Open Source Textbook for DSCI100: Introduction to Data Science in Python
https://python.datasciencebook.ca
Other
12 stars 9 forks source link

Include ipynb or PR deploy previews for easier PR review of charts #6

Closed joelostblom closed 1 year ago

joelostblom commented 2 years ago

To review PRs efficiently, I think it would be great to see the charts in the PR itself. The most common approach I use to this is to commit the ipynb with outputs, but using deploy previews would also work (I am open to other suggestions of course).

  1. The first option means that we would work in the ipynb and use md or py as the paried format (I don't think we need to work in three formats)? Or is there a benefit with including py file on top of those two for the PR reviews (we can always automatically generate them later)?

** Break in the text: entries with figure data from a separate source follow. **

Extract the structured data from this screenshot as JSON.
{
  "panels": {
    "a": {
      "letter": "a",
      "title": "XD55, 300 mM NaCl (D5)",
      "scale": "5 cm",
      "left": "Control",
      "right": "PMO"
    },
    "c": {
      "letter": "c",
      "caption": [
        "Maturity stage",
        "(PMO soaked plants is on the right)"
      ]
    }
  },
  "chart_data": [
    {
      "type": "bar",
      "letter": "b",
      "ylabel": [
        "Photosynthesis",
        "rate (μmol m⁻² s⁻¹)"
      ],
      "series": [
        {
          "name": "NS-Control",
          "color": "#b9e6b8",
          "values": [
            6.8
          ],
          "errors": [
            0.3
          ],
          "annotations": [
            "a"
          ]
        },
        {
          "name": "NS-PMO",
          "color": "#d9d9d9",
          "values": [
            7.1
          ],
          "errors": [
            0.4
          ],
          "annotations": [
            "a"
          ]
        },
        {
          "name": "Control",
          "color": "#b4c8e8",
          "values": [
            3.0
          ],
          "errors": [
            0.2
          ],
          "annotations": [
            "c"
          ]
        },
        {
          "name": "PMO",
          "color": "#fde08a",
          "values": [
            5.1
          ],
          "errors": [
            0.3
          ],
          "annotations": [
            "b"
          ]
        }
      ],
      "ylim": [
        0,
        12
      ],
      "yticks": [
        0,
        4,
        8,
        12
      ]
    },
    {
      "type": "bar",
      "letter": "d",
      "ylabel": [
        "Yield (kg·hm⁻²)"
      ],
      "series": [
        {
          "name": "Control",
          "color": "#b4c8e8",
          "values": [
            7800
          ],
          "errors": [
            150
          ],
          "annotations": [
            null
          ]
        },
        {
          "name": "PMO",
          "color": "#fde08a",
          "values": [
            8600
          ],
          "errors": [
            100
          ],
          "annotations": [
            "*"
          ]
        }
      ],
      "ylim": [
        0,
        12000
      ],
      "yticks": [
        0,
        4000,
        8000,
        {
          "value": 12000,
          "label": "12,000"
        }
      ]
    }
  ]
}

    We could change the formats to this:

    formats = "ipynb,md///md:myst"
    
    # If we wanted py also, we could do this but there will be many files in each PR
    formats = "ipynb,md///md:myst,py///py:percent"

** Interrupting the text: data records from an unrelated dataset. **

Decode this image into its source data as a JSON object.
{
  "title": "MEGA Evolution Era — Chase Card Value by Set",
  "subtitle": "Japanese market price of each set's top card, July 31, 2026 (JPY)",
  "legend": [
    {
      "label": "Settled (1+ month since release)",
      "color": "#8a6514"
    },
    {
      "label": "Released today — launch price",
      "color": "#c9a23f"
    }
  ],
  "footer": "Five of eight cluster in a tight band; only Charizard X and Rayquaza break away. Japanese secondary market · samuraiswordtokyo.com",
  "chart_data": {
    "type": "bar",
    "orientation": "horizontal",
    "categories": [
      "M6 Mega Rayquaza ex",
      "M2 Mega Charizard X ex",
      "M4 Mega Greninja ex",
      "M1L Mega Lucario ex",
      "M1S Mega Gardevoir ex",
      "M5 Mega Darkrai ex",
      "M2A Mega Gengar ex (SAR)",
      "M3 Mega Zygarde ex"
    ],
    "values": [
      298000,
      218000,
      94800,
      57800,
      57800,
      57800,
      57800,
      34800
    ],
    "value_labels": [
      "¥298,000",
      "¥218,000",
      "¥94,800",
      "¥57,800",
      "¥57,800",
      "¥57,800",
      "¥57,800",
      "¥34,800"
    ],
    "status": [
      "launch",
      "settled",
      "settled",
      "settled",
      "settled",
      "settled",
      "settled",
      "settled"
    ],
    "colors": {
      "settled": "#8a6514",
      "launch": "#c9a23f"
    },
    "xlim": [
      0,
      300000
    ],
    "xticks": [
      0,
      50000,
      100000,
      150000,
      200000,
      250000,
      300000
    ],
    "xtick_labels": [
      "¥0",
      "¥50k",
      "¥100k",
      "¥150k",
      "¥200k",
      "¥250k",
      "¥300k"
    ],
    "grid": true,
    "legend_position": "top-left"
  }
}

    The md///md:myst above puts the md files in a separate subfolder so that source looks less busy. I guess it would be formats: ipynb,md///md:myst in the yaml header but we might need to experiment with the number of slashes there. I think it is a good idea with a folder for the py files if we stick with the current myst + py combo as well

    We could use alt.renderers.enable('mimetype') to include Altair charts as images. This is the simplest to render charts in an ipynb file on GitHub, but for the charts to show up in Jupyter book we need to turn off autobuilding of the book and commit the ipynbs with output.

  2. Use automatic deploy previews of the book in each PR (we should probably do this anyways, not just for the charts). With this approach, we only need to handle the special case of using the data_server backend when working with large data (if this is part of the book). For notebooks where we are planning to use this backend, we could include alt.renderers.enable('svg') to show svg representation of the charts which will work in Jupyter Book even when there is no live Python kernel.

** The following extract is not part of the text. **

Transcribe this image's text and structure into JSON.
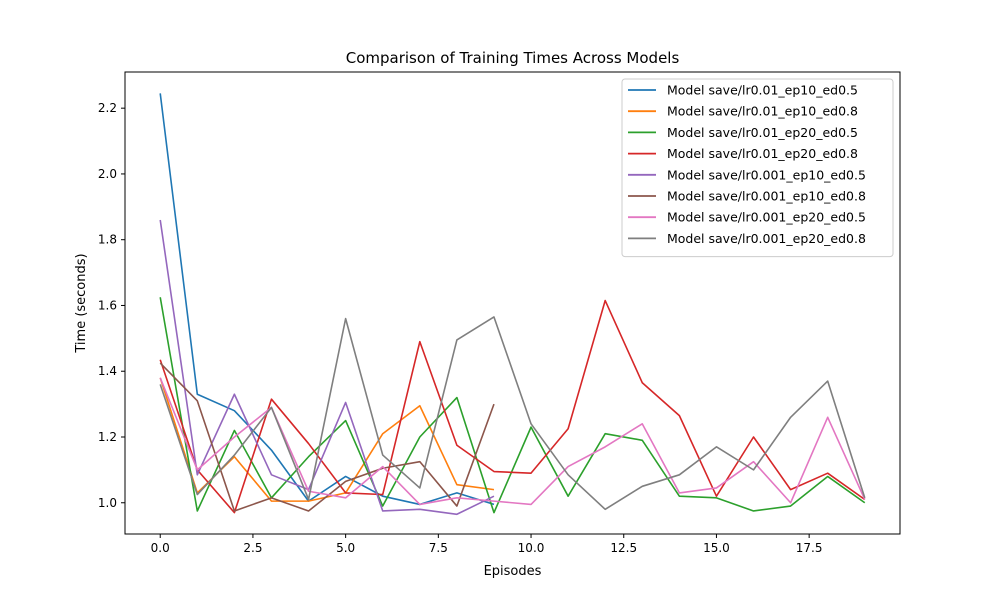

I prefer the second approach, since it requires less extra stuff than solution 1. What do you all think?

joelostblom commented 2 years ago

Sorry for the many edits. I updated my comment above a few times to improve and more clearly express the solution I suggest.

joelostblom commented 2 years ago

I thought of an easier way to do this, so I updated my comment above with that suggestion.

trevorcampbell commented 1 year ago

@joelostblom what is involved in an "automatic deploy preview" ?

My suggestion is that we just check out the PR'd branch, run build_html.sh, and view it in our own browser.

But if there is something nicer than that (with visual diffs, for example) let me know.

joelostblom commented 1 year ago

The nice part with automatic deploy previews is that we would not need to build anything to review the PRs, there will be a link to a live jupyter book site with the latest changes. I set up an example in https://github.com/UBC-DSCI/introduction-to-datascience-python/pull/44. There are no visual diffs, just the convenience of not building locally each time we are reviewing.

joelostblom commented 1 year ago

We decided against having these and building the book manually on each PR instead via docker.